Every year that has passed, more diagnosis have been added to his medical records. Every year there is another layer to his medical complexities, more medicines added to our cabinets, and equipment added to our closets. Since the first day he entered the world until today, he’s never been healthy. I relive the trauma of his birth over and over every October as we approach his birthday. For mothers like me that birthed children that were unwell, premature, or medically complex birthdays can be heartbreaking, filled with memories of unspeakable trauma, and feelings of depression. We relive the heartbreak of the day of their birth in vivid detail. Many of us can still smell the scent of the hospital blankets used to swaddle our infants. Our memories of their first days are not in the comfort of our homes but attached to machines, wires, and IVs in hospitals. Many of us don’t have newborn photos of babies stuffed into cute little places. Our pictures include children with tape on their faces, oxygen cannulas attached to their noses, and IVs in their tiny arms.

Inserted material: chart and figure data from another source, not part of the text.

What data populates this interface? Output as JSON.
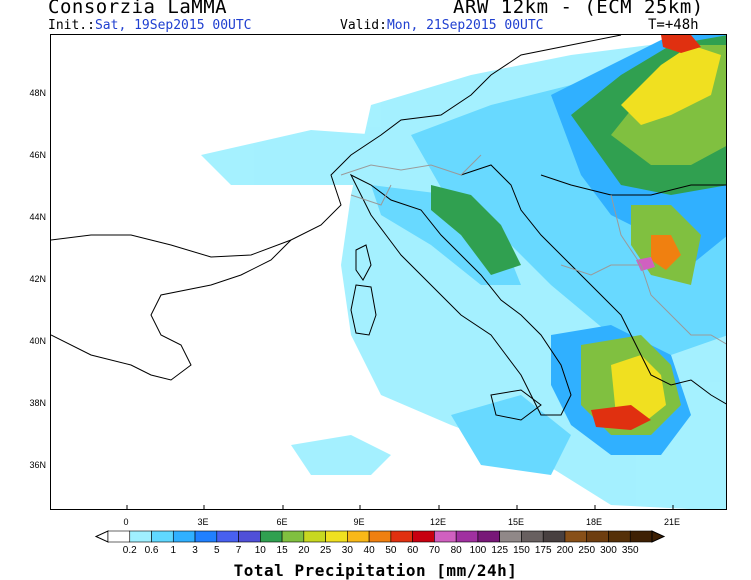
{
  "header": {
    "title": "Consorzia LaMMA",
    "model": "ARW 12km - (ECM 25km)",
    "init_label": "Init.:",
    "init_value": "Sat, 19Sep2015 00UTC",
    "valid_label": "Valid:",
    "valid_value": "Mon, 21Sep2015 00UTC",
    "forecast_step": "T=+48h"
  },
  "map": {
    "lat_labels": [
      "48N",
      "46N",
      "44N",
      "42N",
      "40N",
      "38N",
      "36N"
    ],
    "lon_labels": [
      "0",
      "3E",
      "6E",
      "9E",
      "12E",
      "15E",
      "18E",
      "21E"
    ],
    "colors": {
      "sea": "#ffffff",
      "coast": "#000000",
      "border": "#9a9a9a"
    }
  },
  "legend": {
    "title": "Total Precipitation [mm/24h]",
    "values": [
      "0.2",
      "0.6",
      "1",
      "3",
      "5",
      "7",
      "10",
      "15",
      "20",
      "25",
      "30",
      "40",
      "50",
      "60",
      "70",
      "80",
      "100",
      "125",
      "150",
      "175",
      "200",
      "250",
      "300",
      "350"
    ],
    "colors": [
      "#ffffff",
      "#a0f0ff",
      "#60d8ff",
      "#30b0ff",
      "#2080ff",
      "#4860f0",
      "#5050d8",
      "#30a050",
      "#80c040",
      "#c8d820",
      "#f0e020",
      "#f8b818",
      "#f08010",
      "#e03010",
      "#c80010",
      "#d060c0",
      "#a030a0",
      "#781878",
      "#908888",
      "#686060",
      "#484040",
      "#885018",
      "#6e3e10",
      "#553008",
      "#3e2004"
    ]
  }
}
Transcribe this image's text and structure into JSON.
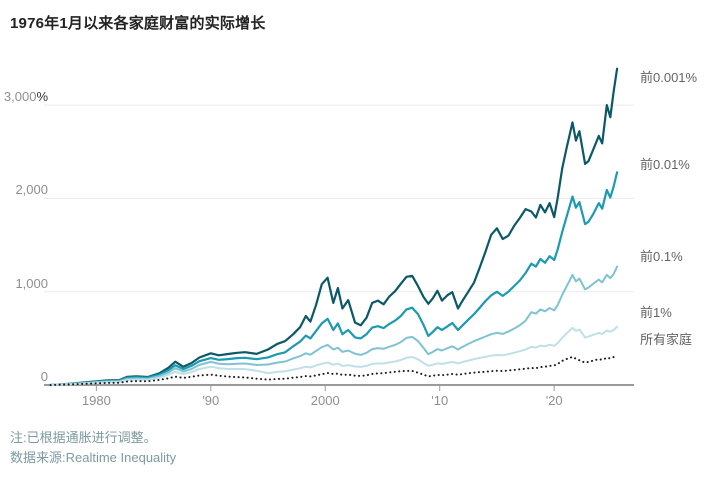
{
  "title": "1976年1月以来各家庭财富的实际增长",
  "notes": {
    "note": "注:已根据通胀进行调整。",
    "source": "数据来源:Realtime Inequality"
  },
  "colors": {
    "top_0_001pct": "#0b5966",
    "top_0_01pct": "#1b9ab2",
    "top_0_1pct": "#7fc3d3",
    "top_1pct": "#bfe0e8",
    "all_households": "#1a1a1a",
    "gridline": "#eaeaea",
    "baseline": "#9a9a9a",
    "note_text": "#7d9aa2"
  },
  "chart_data": {
    "type": "line",
    "title": "1976年1月以来各家庭财富的实际增长",
    "xlabel": "",
    "ylabel": "%",
    "xlim": [
      1975.6,
      2026.8
    ],
    "ylim": [
      0,
      3450
    ],
    "grid": "horizontal",
    "legend_position": "right-of-line-ends",
    "xticks": [
      1980,
      1990,
      2000,
      2010,
      2020
    ],
    "xtick_labels": [
      "1980",
      "'90",
      "2000",
      "'10",
      "'20"
    ],
    "yticks": [
      0,
      1000,
      2000,
      3000
    ],
    "ytick_labels": [
      "0",
      "1,000",
      "2,000",
      "3,000%"
    ],
    "x": [
      1976,
      1977,
      1978,
      1979,
      1980,
      1981,
      1982,
      1982.7,
      1983.5,
      1984.5,
      1985.5,
      1986.3,
      1986.9,
      1987.6,
      1988.3,
      1989,
      1990,
      1990.7,
      1991.5,
      1992.3,
      1993,
      1994,
      1995,
      1995.8,
      1996.5,
      1997.2,
      1997.8,
      1998.3,
      1998.7,
      1999.2,
      1999.7,
      2000.2,
      2000.7,
      2001.1,
      2001.5,
      2002,
      2002.6,
      2003.1,
      2003.6,
      2004.1,
      2004.6,
      2005.1,
      2005.6,
      2006.1,
      2006.6,
      2007.1,
      2007.6,
      2008.1,
      2008.6,
      2009,
      2009.4,
      2009.8,
      2010.2,
      2010.7,
      2011.1,
      2011.6,
      2012,
      2012.5,
      2013,
      2013.5,
      2014,
      2014.5,
      2015,
      2015.5,
      2016,
      2016.5,
      2017,
      2017.5,
      2018,
      2018.4,
      2018.8,
      2019.2,
      2019.6,
      2020,
      2020.3,
      2020.7,
      2021.1,
      2021.6,
      2021.9,
      2022.2,
      2022.7,
      2023,
      2023.4,
      2023.9,
      2024.2,
      2024.6,
      2024.9,
      2025.2,
      2025.5
    ],
    "series": [
      {
        "name": "前0.001%",
        "style": "solid",
        "color": "#0b5966",
        "stroke_width": 2.2,
        "values": [
          0,
          8,
          16,
          28,
          40,
          50,
          52,
          88,
          92,
          86,
          125,
          185,
          250,
          195,
          235,
          295,
          340,
          318,
          332,
          345,
          352,
          333,
          380,
          440,
          470,
          545,
          620,
          740,
          680,
          860,
          1080,
          1150,
          880,
          1040,
          820,
          910,
          670,
          640,
          720,
          880,
          905,
          865,
          950,
          1005,
          1085,
          1160,
          1170,
          1060,
          940,
          870,
          930,
          1010,
          905,
          965,
          995,
          820,
          905,
          1000,
          1100,
          1260,
          1430,
          1610,
          1680,
          1565,
          1600,
          1705,
          1790,
          1885,
          1860,
          1795,
          1930,
          1850,
          1950,
          1800,
          2000,
          2320,
          2550,
          2815,
          2620,
          2720,
          2370,
          2400,
          2520,
          2670,
          2590,
          3000,
          2870,
          3150,
          3390
        ]
      },
      {
        "name": "前0.01%",
        "style": "solid",
        "color": "#1b9ab2",
        "stroke_width": 2.2,
        "values": [
          0,
          7,
          14,
          24,
          35,
          43,
          46,
          78,
          82,
          78,
          110,
          160,
          212,
          170,
          205,
          255,
          288,
          270,
          278,
          288,
          292,
          277,
          296,
          330,
          350,
          415,
          465,
          530,
          500,
          580,
          660,
          710,
          590,
          660,
          545,
          590,
          510,
          500,
          545,
          615,
          630,
          610,
          655,
          690,
          740,
          810,
          828,
          760,
          640,
          525,
          570,
          620,
          590,
          630,
          665,
          590,
          640,
          700,
          760,
          830,
          900,
          960,
          1000,
          955,
          1000,
          1060,
          1120,
          1200,
          1300,
          1270,
          1350,
          1310,
          1380,
          1340,
          1450,
          1640,
          1810,
          2020,
          1900,
          1960,
          1725,
          1750,
          1830,
          1950,
          1890,
          2090,
          2010,
          2130,
          2280
        ]
      },
      {
        "name": "前0.1%",
        "style": "solid",
        "color": "#7fc3d3",
        "stroke_width": 2,
        "values": [
          0,
          6,
          12,
          20,
          30,
          36,
          40,
          66,
          70,
          66,
          95,
          135,
          180,
          145,
          172,
          215,
          248,
          228,
          222,
          228,
          230,
          214,
          220,
          240,
          252,
          285,
          310,
          340,
          325,
          365,
          405,
          430,
          380,
          400,
          355,
          370,
          335,
          323,
          345,
          385,
          395,
          388,
          410,
          430,
          460,
          505,
          516,
          470,
          395,
          330,
          355,
          385,
          370,
          395,
          415,
          380,
          408,
          440,
          470,
          495,
          520,
          545,
          560,
          548,
          572,
          605,
          640,
          690,
          780,
          765,
          810,
          790,
          825,
          800,
          855,
          965,
          1060,
          1180,
          1110,
          1140,
          1025,
          1045,
          1085,
          1130,
          1100,
          1180,
          1145,
          1190,
          1270
        ]
      },
      {
        "name": "前1%",
        "style": "solid",
        "color": "#bfe0e8",
        "stroke_width": 2,
        "values": [
          0,
          5,
          10,
          17,
          25,
          30,
          33,
          54,
          58,
          55,
          78,
          110,
          142,
          118,
          138,
          170,
          196,
          180,
          172,
          172,
          170,
          152,
          128,
          140,
          148,
          165,
          180,
          196,
          188,
          210,
          228,
          240,
          218,
          228,
          205,
          212,
          198,
          194,
          205,
          226,
          232,
          230,
          242,
          252,
          268,
          292,
          300,
          275,
          235,
          205,
          218,
          232,
          226,
          238,
          248,
          232,
          246,
          262,
          278,
          290,
          302,
          315,
          322,
          318,
          330,
          346,
          362,
          382,
          408,
          402,
          422,
          415,
          432,
          420,
          448,
          505,
          555,
          612,
          580,
          595,
          508,
          520,
          538,
          558,
          548,
          585,
          570,
          590,
          625
        ]
      },
      {
        "name": "所有家庭",
        "style": "dotted",
        "color": "#1a1a1a",
        "stroke_width": 2,
        "values": [
          0,
          4,
          8,
          13,
          18,
          22,
          24,
          38,
          42,
          40,
          55,
          72,
          90,
          76,
          88,
          102,
          112,
          100,
          90,
          85,
          80,
          68,
          58,
          64,
          68,
          78,
          86,
          95,
          92,
          103,
          116,
          129,
          118,
          122,
          108,
          112,
          100,
          97,
          104,
          118,
          124,
          126,
          135,
          142,
          148,
          152,
          151,
          132,
          110,
          92,
          100,
          108,
          105,
          112,
          118,
          110,
          117,
          126,
          132,
          138,
          142,
          148,
          152,
          150,
          155,
          162,
          168,
          175,
          182,
          180,
          192,
          196,
          205,
          210,
          225,
          258,
          280,
          301,
          282,
          265,
          240,
          248,
          262,
          278,
          270,
          292,
          285,
          300,
          325
        ]
      }
    ]
  }
}
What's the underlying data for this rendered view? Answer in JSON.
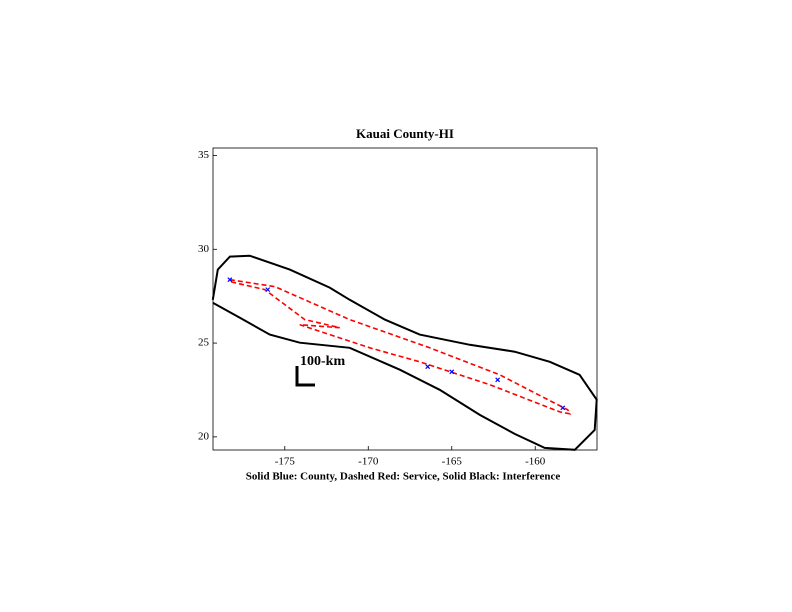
{
  "chart_data": {
    "type": "line",
    "title": "Kauai County-HI",
    "xlabel": "Solid Blue: County, Dashed Red: Service, Solid Black: Interference",
    "annotation": "100-km",
    "xlim": [
      -179.3,
      -156.3
    ],
    "ylim": [
      19.3,
      35.4
    ],
    "xticks": [
      -175,
      -170,
      -165,
      -160
    ],
    "yticks": [
      20,
      25,
      30,
      35
    ],
    "series": [
      {
        "color": "#000000",
        "style": "solid",
        "x": [
          -179.31,
          -179.01,
          -178.29,
          -177.1,
          -174.7,
          -172.31,
          -171.11,
          -169.01,
          -166.92,
          -163.92,
          -161.23,
          -159.13,
          -157.34,
          -156.32,
          -156.44,
          -157.63,
          -159.43,
          -161.23,
          -163.32,
          -165.72,
          -168.11,
          -171.11,
          -174.1,
          -175.9,
          -177.69,
          -179.31
        ],
        "y": [
          27.31,
          28.92,
          29.61,
          29.66,
          28.92,
          27.96,
          27.31,
          26.25,
          25.45,
          24.91,
          24.54,
          24.0,
          23.31,
          21.98,
          20.37,
          19.31,
          19.41,
          20.16,
          21.17,
          22.51,
          23.58,
          24.75,
          25.02,
          25.45,
          26.35,
          27.15
        ]
      },
      {
        "color": "#ff0000",
        "style": "dashed",
        "x": [
          -178.29,
          -175.6,
          -171.11,
          -166.32,
          -162.13,
          -158.05,
          -157.93,
          -158.53,
          -162.72,
          -166.92,
          -169.91,
          -172.31,
          -174.1,
          -171.71,
          -173.8,
          -176.2,
          -178.29
        ],
        "y": [
          28.38,
          28.01,
          26.25,
          24.75,
          23.31,
          21.44,
          21.23,
          21.33,
          22.78,
          24.0,
          24.75,
          25.45,
          25.98,
          25.82,
          26.25,
          27.85,
          28.28
        ]
      },
      {
        "color": "#0000ff",
        "style": "markers",
        "x": [
          -178.29,
          -176.02,
          -166.44,
          -165.0,
          -162.25,
          -158.35
        ],
        "y": [
          28.38,
          27.85,
          23.74,
          23.47,
          23.04,
          21.55
        ]
      }
    ]
  }
}
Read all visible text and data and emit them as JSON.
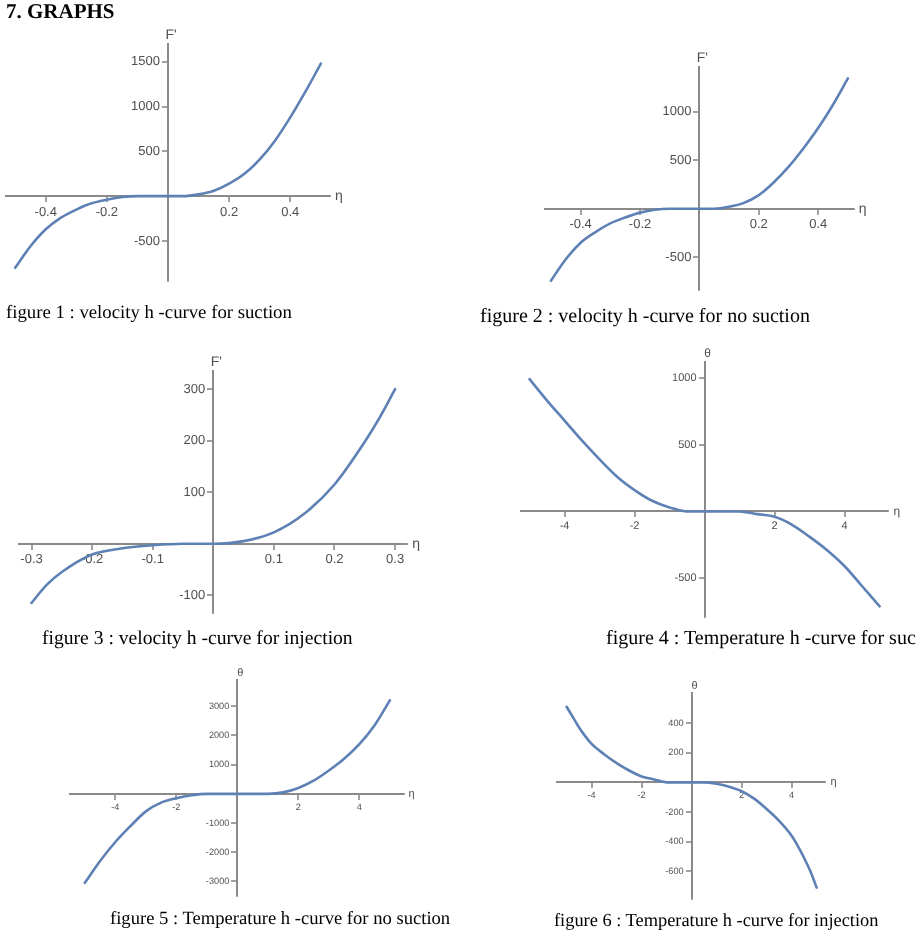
{
  "chart_data": [
    {
      "type": "line",
      "title": "figure 1 : velocity h -curve for suction",
      "annotations": [
        "7. GRAPHS"
      ],
      "xlabel": "η",
      "ylabel": "F'",
      "color": "#5e81b5",
      "x": [
        -0.5,
        -0.45,
        -0.4,
        -0.35,
        -0.3,
        -0.25,
        -0.2,
        -0.15,
        -0.1,
        -0.05,
        0,
        0.05,
        0.1,
        0.15,
        0.2,
        0.25,
        0.3,
        0.35,
        0.4,
        0.45,
        0.5
      ],
      "values": [
        -800,
        -560,
        -370,
        -240,
        -150,
        -80,
        -40,
        -10,
        0,
        0,
        0,
        0,
        20,
        60,
        140,
        250,
        410,
        620,
        880,
        1170,
        1480
      ],
      "xlim": [
        -0.53,
        0.53
      ],
      "ylim": [
        -950,
        1700
      ],
      "xticks": [
        -0.4,
        -0.2,
        0.2,
        0.4
      ],
      "yticks": [
        -500,
        500,
        1000,
        1500
      ]
    },
    {
      "type": "line",
      "title": "figure 2 : velocity h -curve for no suction",
      "xlabel": "η",
      "ylabel": "F'",
      "color": "#5e81b5",
      "x": [
        -0.5,
        -0.45,
        -0.4,
        -0.35,
        -0.3,
        -0.25,
        -0.2,
        -0.15,
        -0.1,
        -0.05,
        0,
        0.05,
        0.1,
        0.15,
        0.2,
        0.25,
        0.3,
        0.35,
        0.4,
        0.45,
        0.5
      ],
      "values": [
        -740,
        -520,
        -350,
        -240,
        -150,
        -90,
        -40,
        -10,
        0,
        0,
        0,
        0,
        20,
        60,
        140,
        270,
        430,
        620,
        830,
        1070,
        1340
      ],
      "xlim": [
        -0.52,
        0.52
      ],
      "ylim": [
        -840,
        1460
      ],
      "xticks": [
        -0.4,
        -0.2,
        0.2,
        0.4
      ],
      "yticks": [
        -500,
        500,
        1000
      ]
    },
    {
      "type": "line",
      "title": "figure 3 : velocity h -curve for injection",
      "xlabel": "η",
      "ylabel": "F'",
      "color": "#5e81b5",
      "x": [
        -0.3,
        -0.275,
        -0.25,
        -0.2,
        -0.15,
        -0.1,
        -0.05,
        0,
        0.05,
        0.1,
        0.15,
        0.2,
        0.25,
        0.275,
        0.3
      ],
      "values": [
        -115,
        -80,
        -55,
        -21,
        -9,
        -3,
        0,
        0,
        5,
        22,
        58,
        115,
        198,
        246,
        300
      ],
      "xlim": [
        -0.32,
        0.32
      ],
      "ylim": [
        -135,
        335
      ],
      "xticks": [
        -0.3,
        -0.2,
        -0.1,
        0.1,
        0.2,
        0.3
      ],
      "yticks": [
        -100,
        100,
        200,
        300
      ]
    },
    {
      "type": "line",
      "title": "figure 4 : Temperature h -curve for suc",
      "xlabel": "η",
      "ylabel": "θ",
      "color": "#5e81b5",
      "x": [
        -5,
        -4.5,
        -4,
        -3.5,
        -3,
        -2.5,
        -2,
        -1.5,
        -1,
        -0.5,
        0,
        0.5,
        1,
        1.5,
        2,
        2.5,
        3,
        3.5,
        4,
        4.5,
        5
      ],
      "values": [
        990,
        830,
        680,
        530,
        390,
        260,
        160,
        80,
        30,
        0,
        0,
        0,
        0,
        -20,
        -40,
        -100,
        -190,
        -290,
        -410,
        -560,
        -710
      ],
      "xlim": [
        -5.25,
        5.25
      ],
      "ylim": [
        -790,
        1120
      ],
      "xticks": [
        -4,
        -2,
        2,
        4
      ],
      "yticks": [
        -500,
        500,
        1000
      ]
    },
    {
      "type": "line",
      "title": "figure 5 : Temperature h -curve for no suction",
      "xlabel": "η",
      "ylabel": "θ",
      "color": "#5e81b5",
      "x": [
        -5,
        -4.5,
        -4,
        -3.5,
        -3,
        -2.5,
        -2,
        -1.5,
        -1,
        -0.5,
        0,
        0.5,
        1,
        1.5,
        2,
        2.5,
        3,
        3.5,
        4,
        4.5,
        5
      ],
      "values": [
        -3050,
        -2300,
        -1650,
        -1100,
        -600,
        -300,
        -150,
        -50,
        0,
        0,
        0,
        0,
        0,
        50,
        200,
        450,
        800,
        1200,
        1700,
        2350,
        3200
      ],
      "xlim": [
        -5.5,
        5.45
      ],
      "ylim": [
        -3500,
        3900
      ],
      "xticks": [
        -4,
        -2,
        2,
        4
      ],
      "yticks": [
        -3000,
        -2000,
        -1000,
        1000,
        2000,
        3000
      ]
    },
    {
      "type": "line",
      "title": "figure 6 : Temperature h -curve for injection",
      "xlabel": "η",
      "ylabel": "θ",
      "color": "#5e81b5",
      "x": [
        -5,
        -4.75,
        -4.5,
        -4.25,
        -4,
        -3.5,
        -3,
        -2.5,
        -2,
        -1.5,
        -1,
        -0.5,
        0,
        0.5,
        1,
        1.5,
        2,
        2.5,
        3,
        3.5,
        4,
        4.25,
        4.5,
        4.75,
        5
      ],
      "values": [
        510,
        440,
        370,
        310,
        260,
        190,
        130,
        80,
        40,
        20,
        0,
        0,
        0,
        0,
        -10,
        -30,
        -60,
        -110,
        -180,
        -260,
        -360,
        -430,
        -510,
        -600,
        -710
      ],
      "xlim": [
        -5.4,
        5.35
      ],
      "ylim": [
        -790,
        600
      ],
      "xticks": [
        -4,
        -2,
        2,
        4
      ],
      "yticks": [
        -600,
        -400,
        -200,
        200,
        400
      ]
    }
  ]
}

Many of us mourn the day of their birth each year, swallow our tears, and remind ourselves that although our children survived the trauma is still fresh in our hearts. We carry the pain of that day with us through each year, and as the years add up the wounds are still fresh. Many of us witnessed the deaths of small children in the NICU, saw parents grieve the loss of their children, went through surgeries, procedures, and testing with infants that many adults have never had in their lives. We are scarred from our time in the NICU, most of us have PTSD from our time there, and many of us don’t speak about this time in our lives because it’s too hard to relive.
If you are NICU warrior mom, please be kind to yourself as you approach the birthday of your child. Remember it’s going to be filled with mixed emotions. On the one hand, you will feel grateful that you made it another year, and on the other hand the raw emotions of that day will play like a broken record in your brain. Be kind to yourself, gentle with your heart, and allow yourself the time to grieve. We can learn to move beyond the trauma with each day that passes, but each year the birthday of our child will be a cruel reminder of how many of them entered the world and didn’t leave the hospital for weeks or months after their births. Take the time you need to refocus, recenter and take care of your heart. One day in the future, most of us will find a way to enjoy the birthdays of our children.